Dib's Content Unit from Lean Marketing (Hook → Retain → Reward) aligns with the STEPPS audit: the Hook leverages Social Currency and Emotion, Retain leverages Stories and Triggers, and Reward leverages Practical Value. Content that scores high on all three Content Unit stages also scores high on multiple STEPPS factors.

Implementation

  • Score each factor 1-5 for your product, campaign, or content piece. Any factor below 3 is a potential sharing bottleneck.
  • Fix the lowest-scoring factor first. A product with 5/5 on five factors and 1/5 on one factor won't spread because the weak factor breaks the chain.
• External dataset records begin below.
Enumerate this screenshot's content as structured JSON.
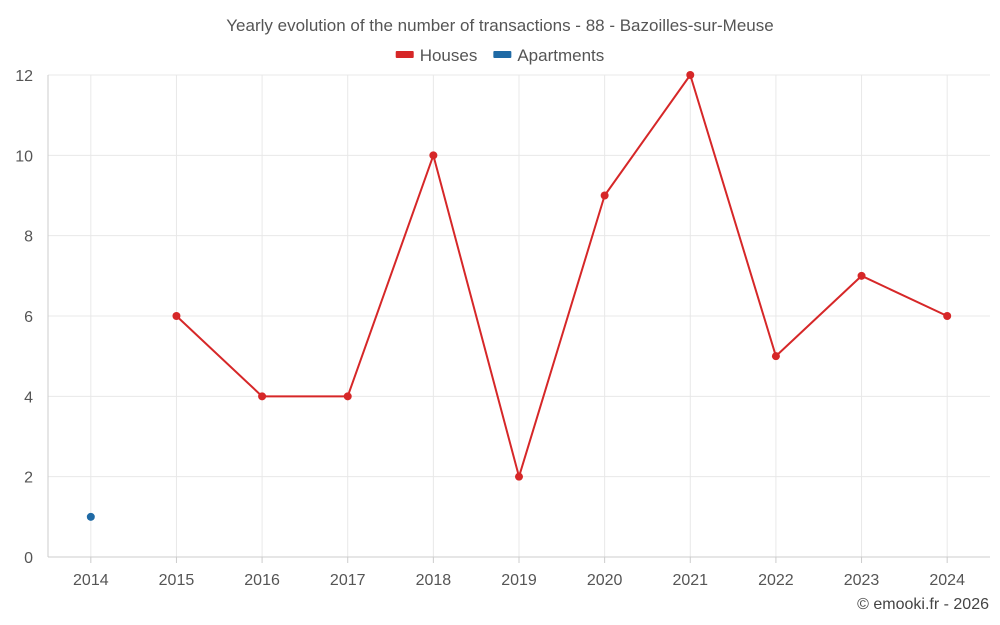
{
  "chart_data": {
    "type": "line",
    "title": "Yearly evolution of the number of transactions - 88 - Bazoilles-sur-Meuse",
    "categories": [
      "2014",
      "2015",
      "2016",
      "2017",
      "2018",
      "2019",
      "2020",
      "2021",
      "2022",
      "2023",
      "2024"
    ],
    "series": [
      {
        "name": "Houses",
        "color": "#d62728",
        "values": [
          null,
          6,
          4,
          4,
          10,
          2,
          9,
          12,
          5,
          7,
          6
        ]
      },
      {
        "name": "Apartments",
        "color": "#1f6aa5",
        "values": [
          1,
          null,
          null,
          null,
          null,
          null,
          null,
          null,
          null,
          null,
          null
        ]
      }
    ],
    "ylim": [
      0,
      12
    ],
    "yticks": [
      0,
      2,
      4,
      6,
      8,
      10,
      12
    ],
    "xlabel": "",
    "ylabel": "",
    "grid": true,
    "legend": "top-center"
  },
  "credit": "© emooki.fr - 2026"
}
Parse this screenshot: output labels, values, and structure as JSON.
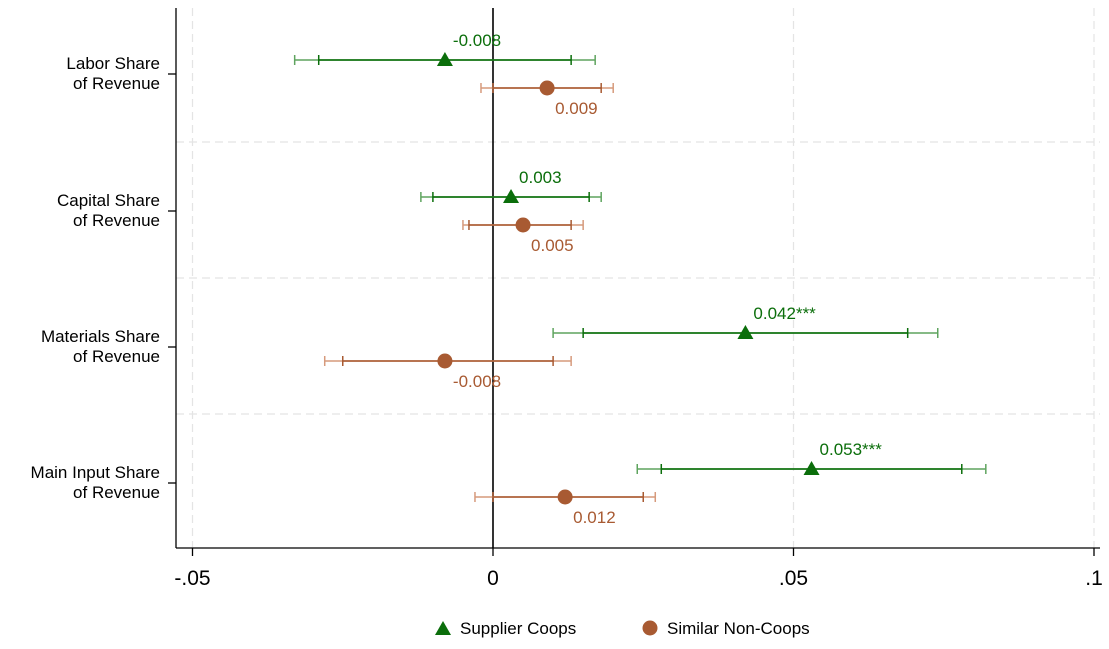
{
  "chart_data": {
    "type": "scatter",
    "subtype": "coefficient-plot",
    "title": "",
    "xlabel": "",
    "ylabel": "",
    "xlim": [
      -0.055,
      0.1
    ],
    "xticks": [
      -0.05,
      0,
      0.05,
      0.1
    ],
    "xtick_labels": [
      "-.05",
      "0",
      ".05",
      ".1"
    ],
    "reference_line_x": 0,
    "grid": true,
    "legend_position": "bottom",
    "categories": [
      [
        "Labor Share",
        "of Revenue"
      ],
      [
        "Capital Share",
        "of Revenue"
      ],
      [
        "Materials Share",
        "of Revenue"
      ],
      [
        "Main Input Share",
        "of Revenue"
      ]
    ],
    "series": [
      {
        "name": "Supplier Coops",
        "marker": "triangle",
        "color": "#0b6e0b",
        "ci_color": "#5fa45f",
        "estimates": [
          -0.008,
          0.003,
          0.042,
          0.053
        ],
        "ci_inner": [
          [
            -0.029,
            0.013
          ],
          [
            -0.01,
            0.016
          ],
          [
            0.015,
            0.069
          ],
          [
            0.028,
            0.078
          ]
        ],
        "ci_outer": [
          [
            -0.033,
            0.017
          ],
          [
            -0.012,
            0.018
          ],
          [
            0.01,
            0.074
          ],
          [
            0.024,
            0.082
          ]
        ],
        "labels": [
          "-0.008",
          "0.003",
          "0.042***",
          "0.053***"
        ]
      },
      {
        "name": "Similar Non-Coops",
        "marker": "circle",
        "color": "#a85a32",
        "ci_color": "#d69a7c",
        "estimates": [
          0.009,
          0.005,
          -0.008,
          0.012
        ],
        "ci_inner": [
          [
            0.0,
            0.018
          ],
          [
            -0.004,
            0.013
          ],
          [
            -0.025,
            0.01
          ],
          [
            0.0,
            0.025
          ]
        ],
        "ci_outer": [
          [
            -0.002,
            0.02
          ],
          [
            -0.005,
            0.015
          ],
          [
            -0.028,
            0.013
          ],
          [
            -0.003,
            0.027
          ]
        ],
        "labels": [
          "0.009",
          "0.005",
          "-0.008",
          "0.012"
        ]
      }
    ]
  }
}
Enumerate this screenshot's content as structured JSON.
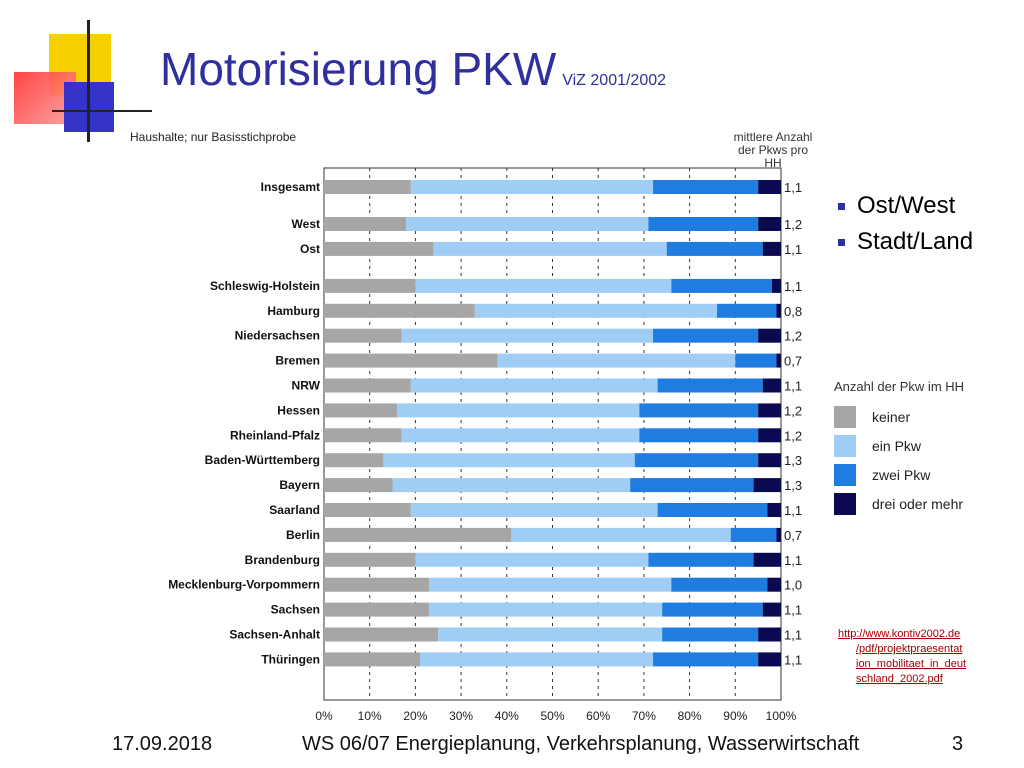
{
  "title": "Motorisierung PKW",
  "title_source": "ViZ 2001/2002",
  "chart_note": "Haushalte; nur Basisstichprobe",
  "column_header": [
    "mittlere Anzahl",
    "der Pkws pro",
    "HH"
  ],
  "bullets": [
    "Ost/West",
    "Stadt/Land"
  ],
  "legend_title": "Anzahl der Pkw  im HH",
  "source_link": [
    "http://www.kontiv2002.de",
    "/pdf/projektpraesentat",
    "ion_mobilitaet_in_deut",
    "schland_2002.pdf"
  ],
  "footer": {
    "date": "17.09.2018",
    "center": "WS 06/07 Energieplanung, Verkehrsplanung, Wasserwirtschaft",
    "page": "3"
  },
  "colors": {
    "keiner": "#a6a6a6",
    "ein": "#9fcdf5",
    "zwei": "#1f7ce0",
    "drei": "#0a0a50",
    "accent": "#2f2f9e"
  },
  "chart_data": {
    "type": "bar",
    "orientation": "horizontal",
    "stacked": true,
    "xlim": [
      0,
      100
    ],
    "x_ticks": [
      "0%",
      "10%",
      "20%",
      "30%",
      "40%",
      "50%",
      "60%",
      "70%",
      "80%",
      "90%",
      "100%"
    ],
    "grid": "vertical dashed",
    "legend_position": "right",
    "series": [
      {
        "name": "keiner",
        "color": "#a6a6a6"
      },
      {
        "name": "ein Pkw",
        "color": "#9fcdf5"
      },
      {
        "name": "zwei Pkw",
        "color": "#1f7ce0"
      },
      {
        "name": "drei oder mehr",
        "color": "#0a0a50"
      }
    ],
    "rows": [
      {
        "label": "Insgesamt",
        "values": [
          19,
          53,
          23,
          5
        ],
        "avg": "1,1",
        "group": 0
      },
      {
        "label": "West",
        "values": [
          18,
          53,
          24,
          5
        ],
        "avg": "1,2",
        "group": 1
      },
      {
        "label": "Ost",
        "values": [
          24,
          51,
          21,
          4
        ],
        "avg": "1,1",
        "group": 1
      },
      {
        "label": "Schleswig-Holstein",
        "values": [
          20,
          56,
          22,
          2
        ],
        "avg": "1,1",
        "group": 2
      },
      {
        "label": "Hamburg",
        "values": [
          33,
          53,
          13,
          1
        ],
        "avg": "0,8",
        "group": 2
      },
      {
        "label": "Niedersachsen",
        "values": [
          17,
          55,
          23,
          5
        ],
        "avg": "1,2",
        "group": 2
      },
      {
        "label": "Bremen",
        "values": [
          38,
          52,
          9,
          1
        ],
        "avg": "0,7",
        "group": 2
      },
      {
        "label": "NRW",
        "values": [
          19,
          54,
          23,
          4
        ],
        "avg": "1,1",
        "group": 2
      },
      {
        "label": "Hessen",
        "values": [
          16,
          53,
          26,
          5
        ],
        "avg": "1,2",
        "group": 2
      },
      {
        "label": "Rheinland-Pfalz",
        "values": [
          17,
          52,
          26,
          5
        ],
        "avg": "1,2",
        "group": 2
      },
      {
        "label": "Baden-Württemberg",
        "values": [
          13,
          55,
          27,
          5
        ],
        "avg": "1,3",
        "group": 2
      },
      {
        "label": "Bayern",
        "values": [
          15,
          52,
          27,
          6
        ],
        "avg": "1,3",
        "group": 2
      },
      {
        "label": "Saarland",
        "values": [
          19,
          54,
          24,
          3
        ],
        "avg": "1,1",
        "group": 2
      },
      {
        "label": "Berlin",
        "values": [
          41,
          48,
          10,
          1
        ],
        "avg": "0,7",
        "group": 2
      },
      {
        "label": "Brandenburg",
        "values": [
          20,
          51,
          23,
          6
        ],
        "avg": "1,1",
        "group": 2
      },
      {
        "label": "Mecklenburg-Vorpommern",
        "values": [
          23,
          53,
          21,
          3
        ],
        "avg": "1,0",
        "group": 2
      },
      {
        "label": "Sachsen",
        "values": [
          23,
          51,
          22,
          4
        ],
        "avg": "1,1",
        "group": 2
      },
      {
        "label": "Sachsen-Anhalt",
        "values": [
          25,
          49,
          21,
          5
        ],
        "avg": "1,1",
        "group": 2
      },
      {
        "label": "Thüringen",
        "values": [
          21,
          51,
          23,
          5
        ],
        "avg": "1,1",
        "group": 2
      }
    ]
  }
}
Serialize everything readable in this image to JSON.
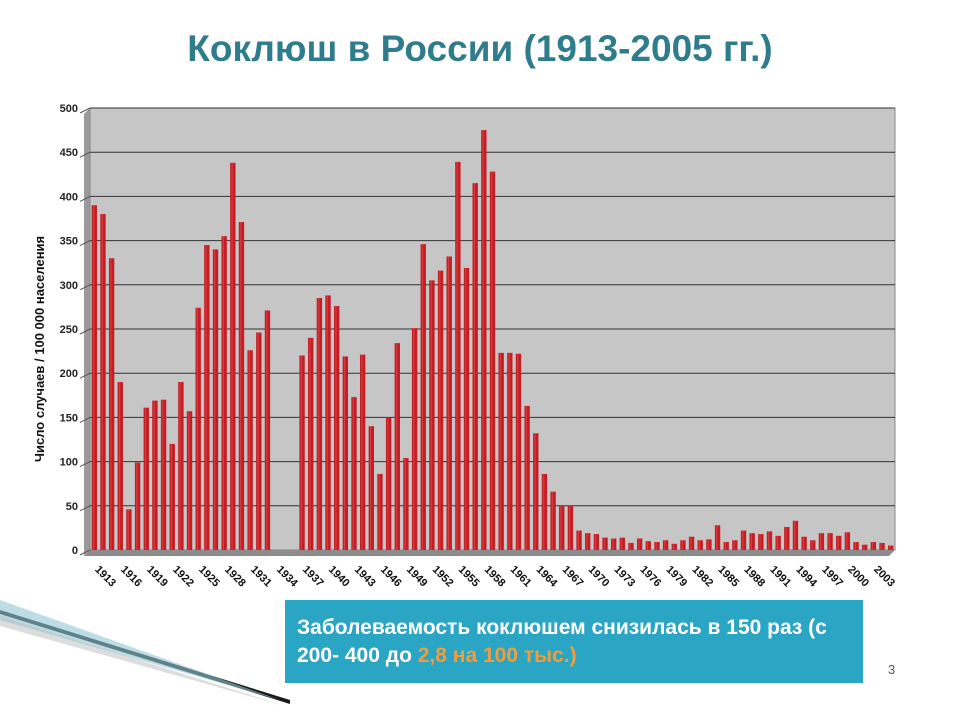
{
  "title": "Коклюш в России (1913-2005 гг.)",
  "note": {
    "text_main": "Заболеваемость коклюшем снизилась в 150 раз (с 200- 400 до ",
    "text_highlight": "2,8 на 100 тыс.)"
  },
  "slide_number": "3",
  "colors": {
    "bar": "#c41e24",
    "bar_highlight": "#e8555a",
    "plot_bg": "#c6c6c6",
    "title": "#2f7d8c",
    "note_bg": "#2aa6c4",
    "highlight": "#f39c3a"
  },
  "chart_data": {
    "type": "bar",
    "title": "",
    "xlabel": "",
    "ylabel": "Число случаев / 100 000 населения",
    "ylim": [
      0,
      500
    ],
    "yticks": [
      0,
      50,
      100,
      150,
      200,
      250,
      300,
      350,
      400,
      450,
      500
    ],
    "grid": true,
    "x_tick_labels": [
      "1913",
      "1916",
      "1919",
      "1922",
      "1925",
      "1928",
      "1931",
      "1934",
      "1937",
      "1940",
      "1943",
      "1946",
      "1949",
      "1952",
      "1955",
      "1958",
      "1961",
      "1964",
      "1967",
      "1970",
      "1973",
      "1976",
      "1979",
      "1982",
      "1985",
      "1988",
      "1991",
      "1994",
      "1997",
      "2000",
      "2003"
    ],
    "categories": [
      "1913",
      "1914",
      "1915",
      "1916",
      "1917",
      "1918",
      "1919",
      "1920",
      "1921",
      "1922",
      "1923",
      "1924",
      "1925",
      "1926",
      "1927",
      "1928",
      "1929",
      "1930",
      "1931",
      "1932",
      "1933",
      "1934",
      "1935",
      "1936",
      "1937",
      "1938",
      "1939",
      "1940",
      "1941",
      "1942",
      "1943",
      "1944",
      "1945",
      "1946",
      "1947",
      "1948",
      "1949",
      "1950",
      "1951",
      "1952",
      "1953",
      "1954",
      "1955",
      "1956",
      "1957",
      "1958",
      "1959",
      "1960",
      "1961",
      "1962",
      "1963",
      "1964",
      "1965",
      "1966",
      "1967",
      "1968",
      "1969",
      "1970",
      "1971",
      "1972",
      "1973",
      "1974",
      "1975",
      "1976",
      "1977",
      "1978",
      "1979",
      "1980",
      "1981",
      "1982",
      "1983",
      "1984",
      "1985",
      "1986",
      "1987",
      "1988",
      "1989",
      "1990",
      "1991",
      "1992",
      "1993",
      "1994",
      "1995",
      "1996",
      "1997",
      "1998",
      "1999",
      "2000",
      "2001",
      "2002",
      "2003",
      "2004",
      "2005"
    ],
    "values": [
      390,
      380,
      330,
      190,
      46,
      99,
      161,
      169,
      170,
      120,
      190,
      157,
      274,
      345,
      340,
      355,
      438,
      371,
      226,
      246,
      271,
      null,
      null,
      null,
      220,
      240,
      285,
      288,
      276,
      219,
      173,
      221,
      140,
      86,
      150,
      234,
      104,
      251,
      346,
      305,
      316,
      332,
      439,
      319,
      415,
      475,
      428,
      223,
      223,
      222,
      163,
      132,
      86,
      66,
      50,
      50,
      22,
      19,
      18,
      14,
      13,
      14,
      8,
      13,
      10,
      9,
      11,
      7,
      11,
      15,
      11,
      12,
      28,
      9,
      11,
      22,
      19,
      18,
      21,
      16,
      26,
      33,
      15,
      11,
      19,
      19,
      16,
      20,
      9,
      6,
      9,
      8,
      5
    ]
  }
}
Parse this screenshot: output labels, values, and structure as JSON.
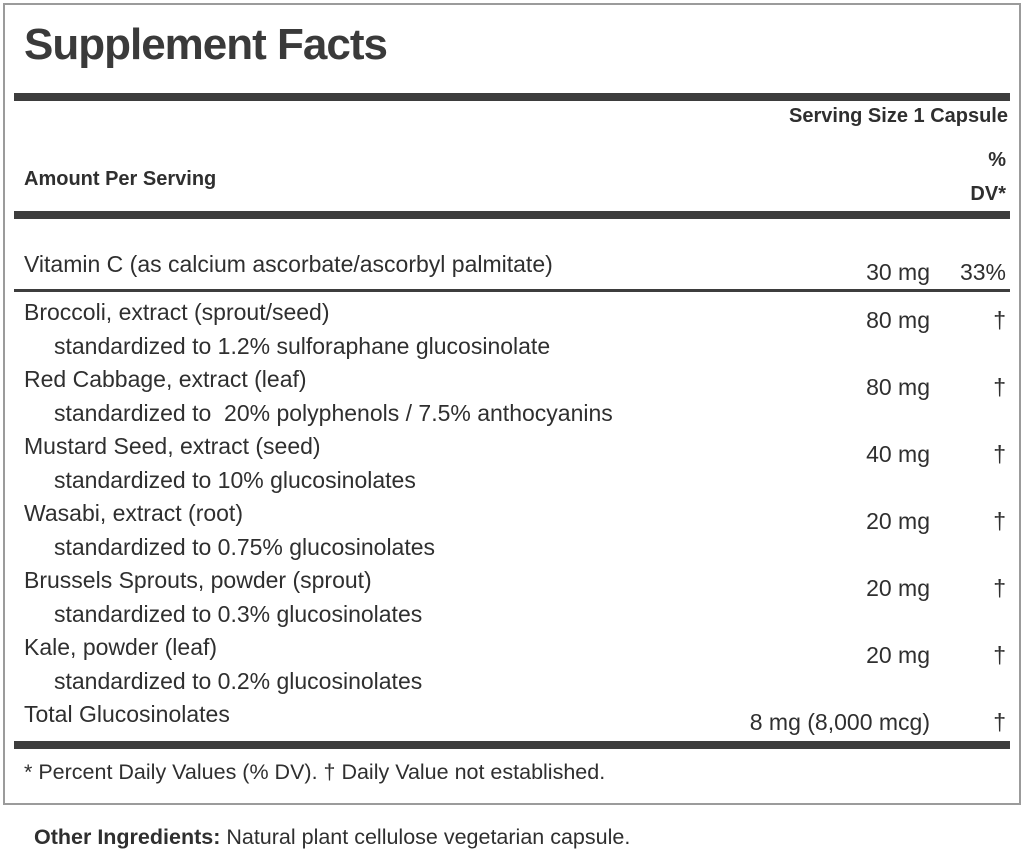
{
  "label": {
    "title": "Supplement Facts",
    "serving_size": "Serving Size 1 Capsule",
    "header": {
      "amount": "Amount Per Serving",
      "dv_line1": "%",
      "dv_line2": "DV*"
    },
    "rows": [
      {
        "name": "Vitamin C (as calcium ascorbate/ascorbyl palmitate)",
        "amount": "30 mg",
        "dv": "33%",
        "sub": null,
        "divider_after": true
      },
      {
        "name": "Broccoli, extract (sprout/seed)",
        "amount": "80 mg",
        "dv": "†",
        "sub": "standardized to 1.2% sulforaphane glucosinolate",
        "divider_after": false
      },
      {
        "name": "Red Cabbage, extract (leaf)",
        "amount": "80 mg",
        "dv": "†",
        "sub": "standardized to  20% polyphenols / 7.5% anthocyanins",
        "divider_after": false
      },
      {
        "name": "Mustard Seed, extract (seed)",
        "amount": "40 mg",
        "dv": "†",
        "sub": "standardized to 10% glucosinolates",
        "divider_after": false
      },
      {
        "name": "Wasabi, extract (root)",
        "amount": "20 mg",
        "dv": "†",
        "sub": "standardized to 0.75% glucosinolates",
        "divider_after": false
      },
      {
        "name": "Brussels Sprouts, powder (sprout)",
        "amount": "20 mg",
        "dv": "†",
        "sub": "standardized to 0.3% glucosinolates",
        "divider_after": false
      },
      {
        "name": "Kale, powder (leaf)",
        "amount": "20 mg",
        "dv": "†",
        "sub": "standardized to 0.2% glucosinolates",
        "divider_after": false
      },
      {
        "name": "Total Glucosinolates",
        "amount": "8 mg (8,000 mcg)",
        "dv": "†",
        "sub": null,
        "divider_after": false
      }
    ],
    "footnote": "* Percent Daily Values (% DV). † Daily Value not established.",
    "other_ingredients_label": "Other Ingredients:",
    "other_ingredients_text": " Natural plant cellulose vegetarian capsule."
  },
  "colors": {
    "text": "#2f2f2f",
    "bar": "#3d3d3d",
    "border": "#9b9b9b",
    "background": "#ffffff"
  }
}
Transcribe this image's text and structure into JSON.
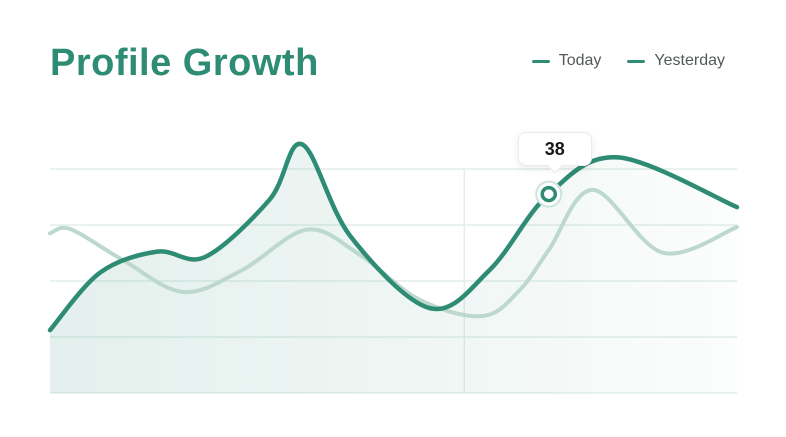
{
  "header": {
    "title": "Profile Growth"
  },
  "legend": {
    "items": [
      {
        "label": "Today",
        "swatch_color": "#2e8b74"
      },
      {
        "label": "Yesterday",
        "swatch_color": "#2e8b74"
      }
    ]
  },
  "colors": {
    "accent": "#2e8b74",
    "secondary_line": "#bdd8cd",
    "gridline": "#e2eee9",
    "area_fill_start": "rgba(46,139,116,0.13)",
    "area_fill_mid": "rgba(46,139,116,0.07)",
    "area_fill_end": "rgba(46,139,116,0.015)",
    "marker_halo": "#cde3db"
  },
  "chart_data": {
    "type": "line",
    "title": "Profile Growth",
    "subtitle": "",
    "xlabel": "",
    "ylabel": "",
    "x_unit": "percent_of_plot_width",
    "axis_labels_visible": false,
    "ylim": [
      0,
      50
    ],
    "grid": {
      "horizontal_lines": 5,
      "vertical_lines": 1,
      "vertical_line_x_pct": 60.3
    },
    "legend_position": "top-right",
    "series": [
      {
        "name": "Today",
        "color": "#2e8b74",
        "stroke_width": 4.5,
        "area_fill": true,
        "points": [
          [
            0,
            12
          ],
          [
            7.3,
            23
          ],
          [
            15.6,
            27
          ],
          [
            22.6,
            26
          ],
          [
            32,
            37
          ],
          [
            36.7,
            47.5
          ],
          [
            43.7,
            30
          ],
          [
            55.3,
            16.2
          ],
          [
            64,
            23.5
          ],
          [
            72.6,
            38
          ],
          [
            82.7,
            45
          ],
          [
            100,
            35.5
          ]
        ]
      },
      {
        "name": "Yesterday",
        "color": "#bdd8cd",
        "stroke_width": 4,
        "area_fill": false,
        "points": [
          [
            0,
            30.5
          ],
          [
            3,
            31.3
          ],
          [
            10.6,
            25.4
          ],
          [
            19.4,
            19.3
          ],
          [
            28,
            23.5
          ],
          [
            37.4,
            31.2
          ],
          [
            45.1,
            26.4
          ],
          [
            53.8,
            17.8
          ],
          [
            63,
            14.7
          ],
          [
            68.4,
            19.7
          ],
          [
            72.6,
            27.3
          ],
          [
            79,
            38.8
          ],
          [
            89.2,
            26.8
          ],
          [
            100,
            31.7
          ]
        ]
      }
    ],
    "highlight": {
      "series": "Today",
      "x_pct": 72.6,
      "value": 38,
      "tooltip": "38"
    }
  }
}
  • Don't try to maximize all six simultaneously. Most successful viral products score very high on 2-3 factors and adequate on the rest. Focus on making 2-3 factors exceptional rather than all six average.
  • Re-audit quarterly because factor strengths change: triggers lose exclusivity as competitors adopt similar associations, remarkability fades as novelty wears off, and practical value shifts as the audience's needs evolve.
  • Use the audit as a content creation tool. Before creating any piece of content, decide which 2-3 STEPPS factors it will leverage and design the content to score maximum on those factors.